Colors are depicting the amount of deep layer moisture. Purple is very high moisture content (necessary to produce rain) whereas the light blue toward the Rockies is very low. This is the forecast of the GFS for Sunday evening. But it continues through early next week. Moisture is being converged or squeezed between high pressure on the far right and low pressure to the west. In this image is also shown some higher moisture dropping into Louisiana/Eastern Texas. That is a reflection of another disturbance dropping south, to eventually join forces with the "Tropical Connection Train" by Tuesday.
 Again, the extended as always is to speak in only very general terms. The next model run will show a variation of this theme...and by the end of the weekend if not much sooner the picture could be quite different. In fact, there might be several variations or completely different conclusions on a continuing basis. The truth can only be revealed as it happens, or at least within a 24-48 time frame. 

 It would not surprise me if even a surface low forms over or near Florida during the course of the weekend. There is  a brief time frame where Florida is shown to be in northerly winds, as perhaps one indeed does form, but then gets scooted up the east coast as some sort of faux warm front.

Flooding might become a big concern for eastern parts of the Mid-Atlantic and west toward Eastern Tennessee and into Virginia before all is said and done if the scenario depicted this morning actually unfolds and comes to fruition.
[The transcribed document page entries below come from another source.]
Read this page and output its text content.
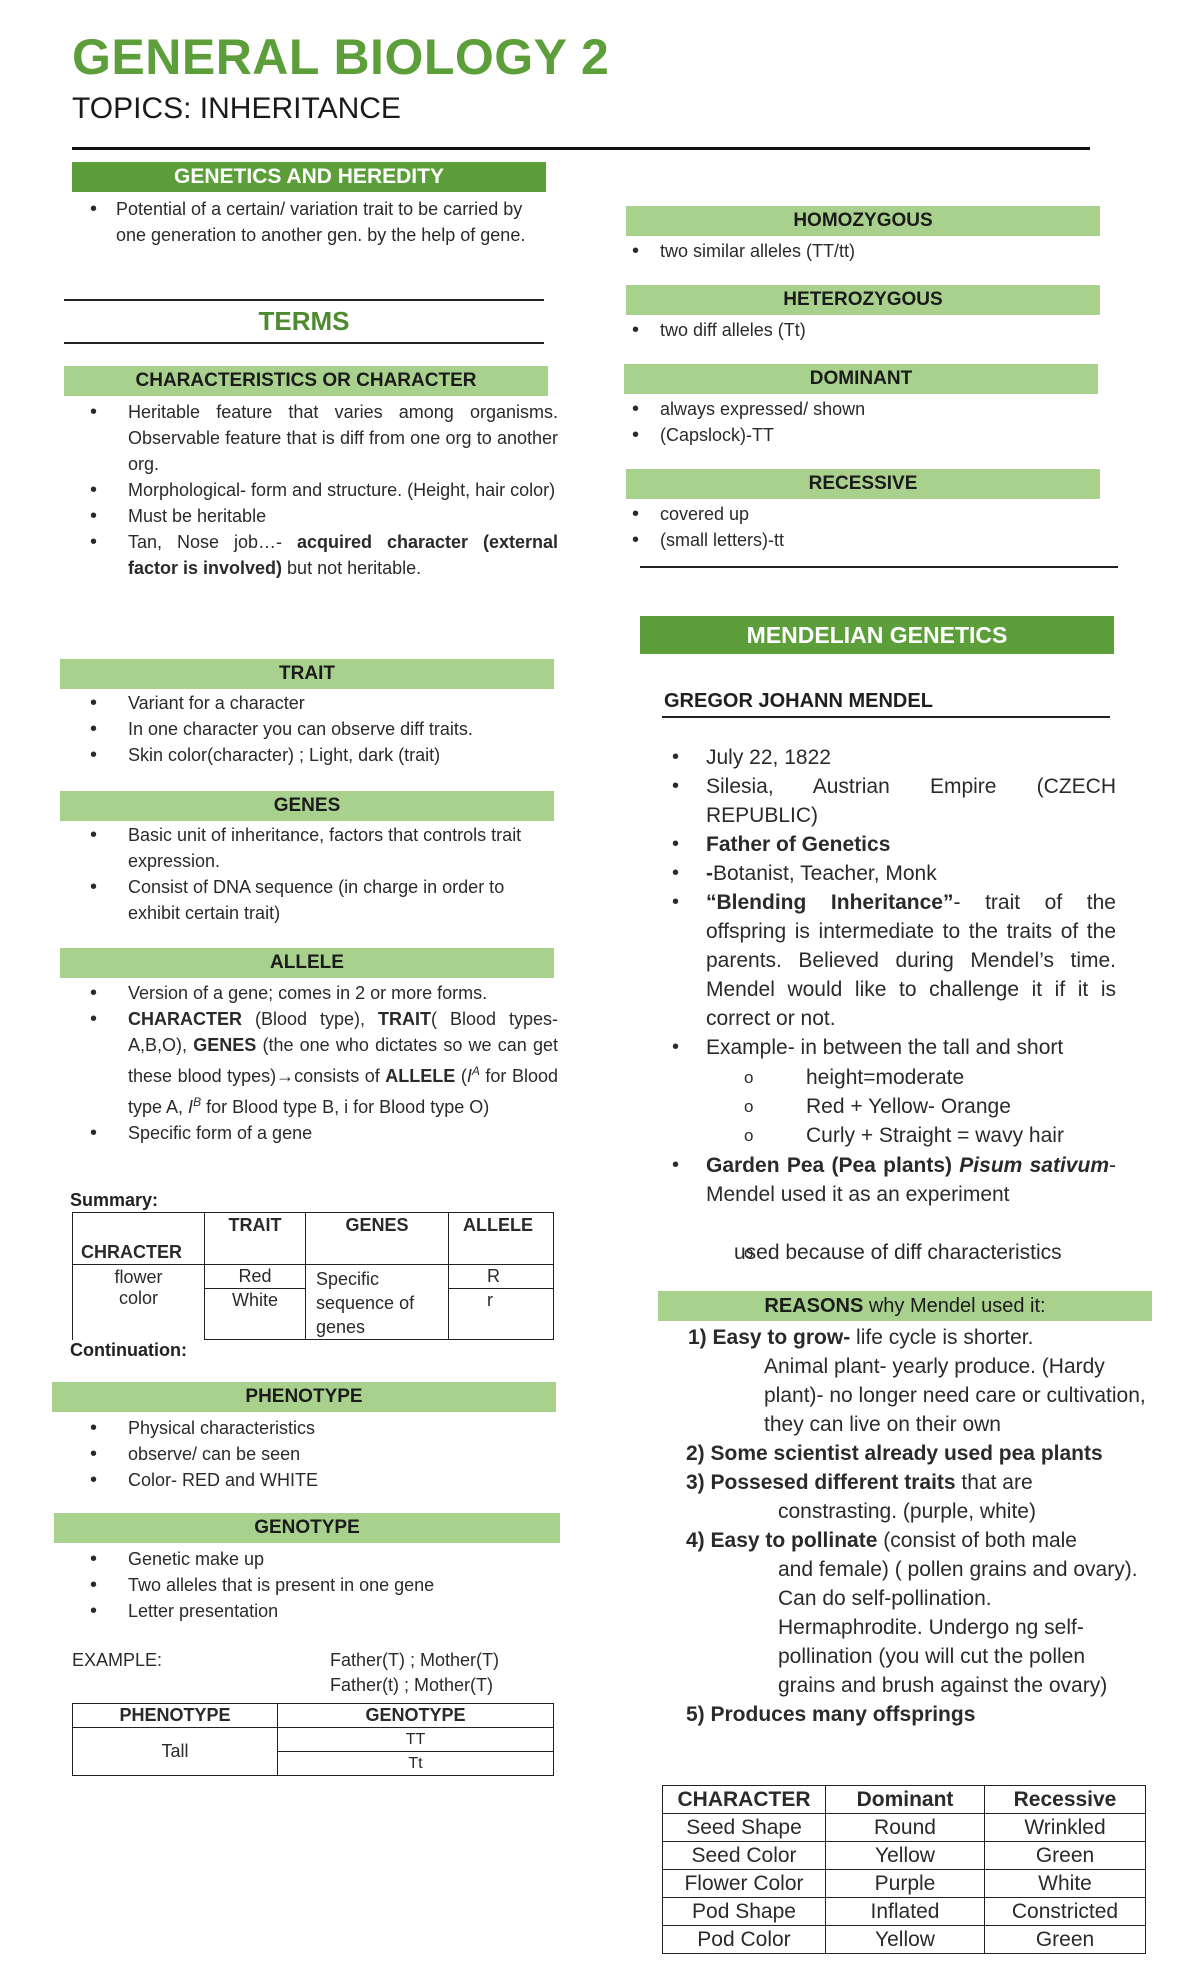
GENERAL BIOLOGY 2
TOPICS: INHERITANCE
GENETICS AND HEREDITY
• Potential of a certain/ variation trait to be carried by one generation to another gen. by the help of gene.
TERMS
CHARACTERISTICS OR CHARACTER
• Heritable feature that varies among organisms. Observable feature that is diff from one org to another org.
• Morphological- form and structure. (Height, hair color)
• Must be heritable
• Tan, Nose job…- acquired character (external factor is involved) but not heritable.
TRAIT
• Variant for a character
• In one character you can observe diff traits.
• Skin color(character) ; Light, dark (trait)
GENES
• Basic unit of inheritance, factors that controls trait expression.
• Consist of DNA sequence (in charge in order to exhibit certain trait)
ALLELE
• Version of a gene; comes in 2 or more forms.
• CHARACTER (Blood type), TRAIT( Blood types-A,B,O), GENES (the one who dictates so we can get these blood types)→consists of ALLELE ($I^A$ for Blood type A, $I^B$ for Blood type B, i for Blood type O)
• Specific form of a gene
Summary:
CHRACTER	TRAIT	GENES	ALLELE
flower color	Red	Specific sequence of genes	R
	White		r
Continuation:
PHENOTYPE
• Physical characteristics
• observe/ can be seen
• Color- RED and WHITE
GENOTYPE
• Genetic make up
• Two alleles that is present in one gene
• Letter presentation
EXAMPLE:	Father(T) ; Mother(T)
Father(t) ; Mother(T)
PHENOTYPE	GENOTYPE
Tall	TT
	Tt
HOMOZYGOUS
• two similar alleles (TT/tt)
HETEROZYGOUS
• two diff alleles (Tt)
DOMINANT
• always expressed/ shown
• (Capslock)-TT
RECESSIVE
• covered up
• (small letters)-tt
MENDELIAN GENETICS
GREGOR JOHANN MENDEL
• July 22, 1822
• Silesia, Austrian Empire (CZECH REPUBLIC)
• Father of Genetics
• -Botanist, Teacher, Monk
• “Blending Inheritance”- trait of the offspring is intermediate to the traits of the parents. Believed during Mendel’s time. Mendel would like to challenge it if it is correct or not.
• Example- in between the tall and short
o height=moderate
o Red + Yellow- Orange
o Curly + Straight = wavy hair
• Garden Pea (Pea plants) Pisum sativum- Mendel used it as an experiment
o used because of diff characteristics
REASONS why Mendel used it:
1) Easy to grow- life cycle is shorter.
Animal plant- yearly produce. (Hardy plant)- no longer need care or cultivation, they can live on their own
2) Some scientist already used pea plants
3) Possesed different traits that are
constrasting. (purple, white)
4) Easy to pollinate (consist of both male
and female) ( pollen grains and ovary). Can do self-pollination. Hermaphrodite. Undergo ng self-pollination (you will cut the pollen grains and brush against the ovary)
5) Produces many offsprings
CHARACTER	Dominant	Recessive
Seed Shape	Round	Wrinkled
Seed Color	Yellow	Green
Flower Color	Purple	White
Pod Shape	Inflated	Constricted
Pod Color	Yellow	Green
TROPICS: The tropics are being watched, and there might be an "Ophelia" on the approach in the next couple of days. At this point, it appears any said such storm would have to be either diverted north or continue westward into the Caribbean...and over the Leeward/Windward Islands. If it is diverted north, that would mean a break in the pattern just described above...and anything beyond Monday is completely out-to-lunch on the GFS run of 8AM this morning.